Site de présentation et d'information sur le plan d'autonomie marocain et sur le Sahara

La déclaration du vice-président du Parlement européen sur la question du Sahara occidental, Jeudi à Strasbourg, revêt une signification particulière dans la conjoncture régionale actuelle. Le fait que l’espagnol Miguel Angel Martinez appelle Alger à « faire un pas en avant » pour parvenir à une solution, signifie que les Européens sont définitivement convaincus que la clé du conflit est entre les mains de l’Algérie.
La « question du Sahara occidental reste un obstacle que nous nous efforçons tous les jours de contourner. Nous espérons que c’est une question qui trouvera sa voie de solution, mais pour cela, l’Algérie doit faire un pas en avant pour essayer de participer à la solution », a insisté le vice-président du Parlement européen.

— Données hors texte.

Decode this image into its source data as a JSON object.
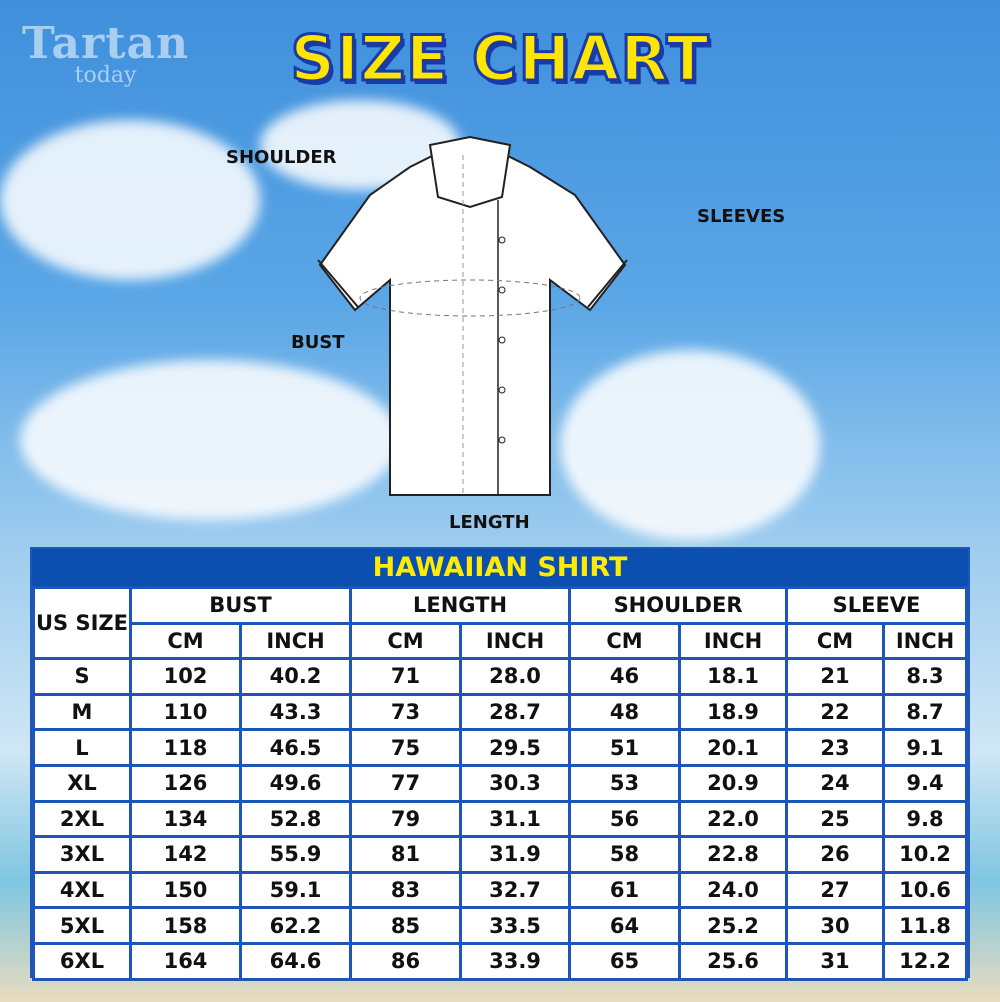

Cette position est confortée par la démarche adoptée unanimement par toutes les capitales européennes aussi bien que par les autres puissances internationales depuis plus de trois décennies. Aucune n’a reconnu à ce jour le Polisario, sachant que le front qui lutte contre le Maroc pour l’indépendance de la région du Sahara occidental n’aurait pas eu d’existence sans le soutien militaire et financier d’Alger. Cette attitude de fermeté internationale explique les appels répétés des Européens comme des Américains en faveur de négociations réalistes. L’objectif est de maintenir la stabilité au Maghreb et de mettre fin à un conflit larvé qui perdure dans une région menacée de déstabilisation à grande échelle.

Le 13 septembre, Washington a de nouveau apporté son soutien au plan d’autonomie proposé par le Maroc pour parvenir à une solution négociée de ce conflit régional à hauts risques. La secrétaire d’Etat Hillary Clinton a clairement expliqué la position des Etats-Unis sur le sujet, en affirmant que le plan d’autonomie était « sérieux, réaliste et crédible ».